Né à Lahore, aujourd'hui au Pakistan, il met ici en scène des tensions indo-pakistanaises ancrées dans son enfance et son parcours.

Sa participation au cinéma de Bollywood se perpétue : sa maison de production, Yash Raj Films, constituée en 1970, est aujourd'hui dirigée par son fils, le cinéaste Aditya Chopra (né en 1971).

Fiche technique 

Titre : Veer-Zaara                                                                             En hindi वीर-ज़ारा
Traduction : Veer et Zaara, les deux prénoms des protagonistes

Réalisateur et producteur : Yash Chopra

Année : 2004, avec une sortie en France, ce qui est plutôt inhabituel pour le cinéma de Bollywood, on ne le soulignera jamais assez

Durée : 3h12

Sur la corde du romantisme

Un amour inconditionnel

Où il est question de séparation, de sacrifice, de dignité. Le film n'est pas à proprement parler réaliste, mais aborde de vrais sujets.

Un autocar s'est encore renversé dans les montagnes, Veer Pratap Singh, jeune pilote indien, sauve Zaara Hayaat Khan, jeune pakistanaise issue d'une famille sikh de Lahore (au Pakistan donc).  

Des péripéties (voir le film) l'amènent à être emprisonné au Pakistan.
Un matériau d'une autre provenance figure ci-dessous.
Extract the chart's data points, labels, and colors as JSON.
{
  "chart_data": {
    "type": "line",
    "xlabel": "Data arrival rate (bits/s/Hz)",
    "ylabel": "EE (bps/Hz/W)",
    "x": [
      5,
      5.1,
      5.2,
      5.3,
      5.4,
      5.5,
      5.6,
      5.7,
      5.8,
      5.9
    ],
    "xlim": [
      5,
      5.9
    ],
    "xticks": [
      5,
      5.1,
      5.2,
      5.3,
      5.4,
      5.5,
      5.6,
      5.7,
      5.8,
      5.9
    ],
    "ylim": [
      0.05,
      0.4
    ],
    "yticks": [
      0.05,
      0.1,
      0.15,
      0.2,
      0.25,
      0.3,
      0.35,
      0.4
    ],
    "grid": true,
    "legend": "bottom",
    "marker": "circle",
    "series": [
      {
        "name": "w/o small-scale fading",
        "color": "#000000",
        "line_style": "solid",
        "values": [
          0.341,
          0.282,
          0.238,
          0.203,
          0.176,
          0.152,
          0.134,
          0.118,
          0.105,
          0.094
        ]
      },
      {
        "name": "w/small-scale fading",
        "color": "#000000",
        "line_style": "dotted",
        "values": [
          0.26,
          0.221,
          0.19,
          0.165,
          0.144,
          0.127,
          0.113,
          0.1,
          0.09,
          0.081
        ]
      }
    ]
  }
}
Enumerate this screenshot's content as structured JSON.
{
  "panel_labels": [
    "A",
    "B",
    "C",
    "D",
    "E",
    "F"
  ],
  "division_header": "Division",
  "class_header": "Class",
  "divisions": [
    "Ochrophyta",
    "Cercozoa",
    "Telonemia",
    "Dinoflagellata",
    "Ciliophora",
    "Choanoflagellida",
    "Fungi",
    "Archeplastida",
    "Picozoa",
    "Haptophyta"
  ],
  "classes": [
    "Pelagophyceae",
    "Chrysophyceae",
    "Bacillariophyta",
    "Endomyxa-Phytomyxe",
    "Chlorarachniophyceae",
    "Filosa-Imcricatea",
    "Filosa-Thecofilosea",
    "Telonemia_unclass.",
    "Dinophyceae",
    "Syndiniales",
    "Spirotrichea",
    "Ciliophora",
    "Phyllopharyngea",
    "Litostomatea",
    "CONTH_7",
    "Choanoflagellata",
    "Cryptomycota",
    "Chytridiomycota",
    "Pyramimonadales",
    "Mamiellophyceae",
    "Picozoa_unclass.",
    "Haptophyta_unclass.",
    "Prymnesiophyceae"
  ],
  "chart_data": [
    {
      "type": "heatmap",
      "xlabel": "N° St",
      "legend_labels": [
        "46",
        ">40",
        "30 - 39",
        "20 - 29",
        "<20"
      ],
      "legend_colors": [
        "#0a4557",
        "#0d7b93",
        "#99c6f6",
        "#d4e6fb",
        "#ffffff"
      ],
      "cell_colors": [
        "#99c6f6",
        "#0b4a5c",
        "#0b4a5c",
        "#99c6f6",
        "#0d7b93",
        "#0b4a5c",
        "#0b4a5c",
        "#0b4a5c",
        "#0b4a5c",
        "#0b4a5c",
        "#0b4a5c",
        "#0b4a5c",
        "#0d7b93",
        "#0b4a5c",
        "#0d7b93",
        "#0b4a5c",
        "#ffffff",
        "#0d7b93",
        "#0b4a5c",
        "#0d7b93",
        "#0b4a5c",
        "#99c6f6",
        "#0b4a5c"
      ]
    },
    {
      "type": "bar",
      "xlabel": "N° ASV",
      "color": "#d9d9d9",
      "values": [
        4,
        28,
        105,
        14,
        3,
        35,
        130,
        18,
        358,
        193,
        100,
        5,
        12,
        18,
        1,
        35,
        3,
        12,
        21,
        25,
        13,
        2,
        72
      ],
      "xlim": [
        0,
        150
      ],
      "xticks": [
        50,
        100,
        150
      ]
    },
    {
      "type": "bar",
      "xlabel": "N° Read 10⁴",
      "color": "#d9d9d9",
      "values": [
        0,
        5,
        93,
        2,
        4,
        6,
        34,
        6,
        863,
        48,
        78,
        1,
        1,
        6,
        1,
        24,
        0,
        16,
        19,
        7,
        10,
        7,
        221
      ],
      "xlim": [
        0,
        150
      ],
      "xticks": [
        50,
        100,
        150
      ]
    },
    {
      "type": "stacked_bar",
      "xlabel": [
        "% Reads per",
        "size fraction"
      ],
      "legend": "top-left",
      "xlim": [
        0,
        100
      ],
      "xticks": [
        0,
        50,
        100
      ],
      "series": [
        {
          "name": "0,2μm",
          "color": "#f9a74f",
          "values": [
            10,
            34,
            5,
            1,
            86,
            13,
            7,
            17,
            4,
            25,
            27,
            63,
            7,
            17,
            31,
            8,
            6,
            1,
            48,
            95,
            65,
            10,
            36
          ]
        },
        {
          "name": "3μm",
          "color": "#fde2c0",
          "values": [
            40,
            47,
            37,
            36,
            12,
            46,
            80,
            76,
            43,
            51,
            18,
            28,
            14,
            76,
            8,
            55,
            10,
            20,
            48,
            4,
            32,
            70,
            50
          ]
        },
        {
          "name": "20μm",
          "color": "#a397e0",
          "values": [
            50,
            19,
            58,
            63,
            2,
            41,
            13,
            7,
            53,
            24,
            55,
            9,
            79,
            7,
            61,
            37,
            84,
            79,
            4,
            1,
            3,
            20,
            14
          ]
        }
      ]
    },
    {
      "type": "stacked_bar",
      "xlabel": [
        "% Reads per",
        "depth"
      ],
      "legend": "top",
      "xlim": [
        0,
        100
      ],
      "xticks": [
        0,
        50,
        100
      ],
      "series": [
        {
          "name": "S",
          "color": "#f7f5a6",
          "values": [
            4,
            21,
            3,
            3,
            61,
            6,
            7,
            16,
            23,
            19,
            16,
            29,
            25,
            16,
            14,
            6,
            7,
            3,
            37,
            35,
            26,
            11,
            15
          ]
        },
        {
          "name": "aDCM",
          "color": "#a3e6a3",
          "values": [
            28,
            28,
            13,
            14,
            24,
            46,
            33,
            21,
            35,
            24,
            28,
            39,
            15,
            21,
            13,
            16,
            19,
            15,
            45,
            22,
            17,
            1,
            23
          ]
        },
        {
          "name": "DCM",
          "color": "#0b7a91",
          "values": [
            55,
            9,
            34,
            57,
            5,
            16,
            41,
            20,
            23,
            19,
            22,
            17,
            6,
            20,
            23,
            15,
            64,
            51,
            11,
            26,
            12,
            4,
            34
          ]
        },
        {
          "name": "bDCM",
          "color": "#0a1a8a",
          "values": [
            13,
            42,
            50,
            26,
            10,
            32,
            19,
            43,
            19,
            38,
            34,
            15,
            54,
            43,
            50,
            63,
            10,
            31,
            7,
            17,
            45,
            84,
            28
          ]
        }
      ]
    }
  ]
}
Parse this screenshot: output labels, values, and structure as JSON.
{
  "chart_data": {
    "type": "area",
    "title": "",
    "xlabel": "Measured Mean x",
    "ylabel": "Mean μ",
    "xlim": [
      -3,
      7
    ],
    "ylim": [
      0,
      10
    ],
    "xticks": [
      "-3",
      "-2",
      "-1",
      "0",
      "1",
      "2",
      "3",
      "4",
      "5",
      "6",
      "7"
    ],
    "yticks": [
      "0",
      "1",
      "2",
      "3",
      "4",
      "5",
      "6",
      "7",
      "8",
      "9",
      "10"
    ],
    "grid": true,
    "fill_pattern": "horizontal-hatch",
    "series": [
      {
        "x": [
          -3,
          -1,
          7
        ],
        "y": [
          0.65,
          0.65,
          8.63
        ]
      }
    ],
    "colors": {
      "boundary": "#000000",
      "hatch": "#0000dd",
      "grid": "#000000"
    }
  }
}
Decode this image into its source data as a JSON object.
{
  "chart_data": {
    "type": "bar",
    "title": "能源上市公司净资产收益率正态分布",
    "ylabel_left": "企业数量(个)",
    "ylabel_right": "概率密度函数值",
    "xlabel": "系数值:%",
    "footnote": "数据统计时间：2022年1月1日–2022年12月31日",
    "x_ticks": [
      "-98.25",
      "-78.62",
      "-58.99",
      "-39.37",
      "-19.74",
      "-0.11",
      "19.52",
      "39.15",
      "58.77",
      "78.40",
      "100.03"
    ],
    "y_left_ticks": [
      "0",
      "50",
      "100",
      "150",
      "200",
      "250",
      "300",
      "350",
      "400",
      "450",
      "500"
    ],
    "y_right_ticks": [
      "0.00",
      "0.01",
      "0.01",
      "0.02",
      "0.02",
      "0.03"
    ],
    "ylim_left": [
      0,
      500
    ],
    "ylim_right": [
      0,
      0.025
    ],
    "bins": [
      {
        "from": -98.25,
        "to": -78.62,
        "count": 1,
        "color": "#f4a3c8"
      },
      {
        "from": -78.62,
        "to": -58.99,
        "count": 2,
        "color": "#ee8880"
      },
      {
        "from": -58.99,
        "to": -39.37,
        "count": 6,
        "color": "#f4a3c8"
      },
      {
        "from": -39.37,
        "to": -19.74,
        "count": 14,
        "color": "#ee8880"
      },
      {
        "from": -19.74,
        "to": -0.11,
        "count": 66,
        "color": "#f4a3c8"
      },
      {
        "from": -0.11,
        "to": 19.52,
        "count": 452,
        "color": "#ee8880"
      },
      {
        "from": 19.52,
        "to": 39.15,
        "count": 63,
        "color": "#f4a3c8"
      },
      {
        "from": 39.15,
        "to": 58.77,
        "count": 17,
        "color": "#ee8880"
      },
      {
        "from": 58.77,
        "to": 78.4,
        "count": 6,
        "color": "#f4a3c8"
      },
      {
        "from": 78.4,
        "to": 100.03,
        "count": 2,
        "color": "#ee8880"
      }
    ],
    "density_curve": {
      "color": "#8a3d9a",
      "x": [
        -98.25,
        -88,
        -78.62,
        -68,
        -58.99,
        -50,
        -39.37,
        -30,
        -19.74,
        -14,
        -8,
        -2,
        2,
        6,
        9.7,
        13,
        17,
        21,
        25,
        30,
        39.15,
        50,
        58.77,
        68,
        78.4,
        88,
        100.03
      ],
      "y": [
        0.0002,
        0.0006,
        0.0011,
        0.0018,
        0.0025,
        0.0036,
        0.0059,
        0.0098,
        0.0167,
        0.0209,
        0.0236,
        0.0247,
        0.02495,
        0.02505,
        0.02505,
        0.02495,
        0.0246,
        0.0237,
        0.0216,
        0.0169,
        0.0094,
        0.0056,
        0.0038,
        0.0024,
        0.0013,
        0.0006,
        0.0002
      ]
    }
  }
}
C'est au bout de plus de vingt ans d'emprisonnement que Saamiya Siddiqui, une jeune avocate pakistanaise, s'intéresse à lui, brise son silence. C'est sa première plaidoirie, elle se bat pour faire libérer le prisonnier numéro 786 qu'il est devenu. 

On peut sourire que deux jeunes qui ont la vingtaine au début du film, passent directement à la case soixantaine après seulement vingt ans, c'est la magie de Bollywood 

22 ans plus tard, avec son avocate

Une distribution inégale 

En face d'un Shah Rukh Khan égal à lui-même (énergie, magnétisme, singularité), Preity Zinta (célèbre pour sa fossette) peine à donner le change. Sa carrière n'a fait que décliner, participant à des films de qualité de plus en plus inégale.

Preity Zinta dans le rôle de Zaara

Par contre, Rani Mukerji force le respect dans le rôle de l'avocate, qui défend sa cause de femme désirant accéder à des fonctions professionnelles dignes de ce nom, tout en prenant partie pour ce prisonnier énigmatique. Elle joue sur la corde entre retenue compacte et émotion libérée.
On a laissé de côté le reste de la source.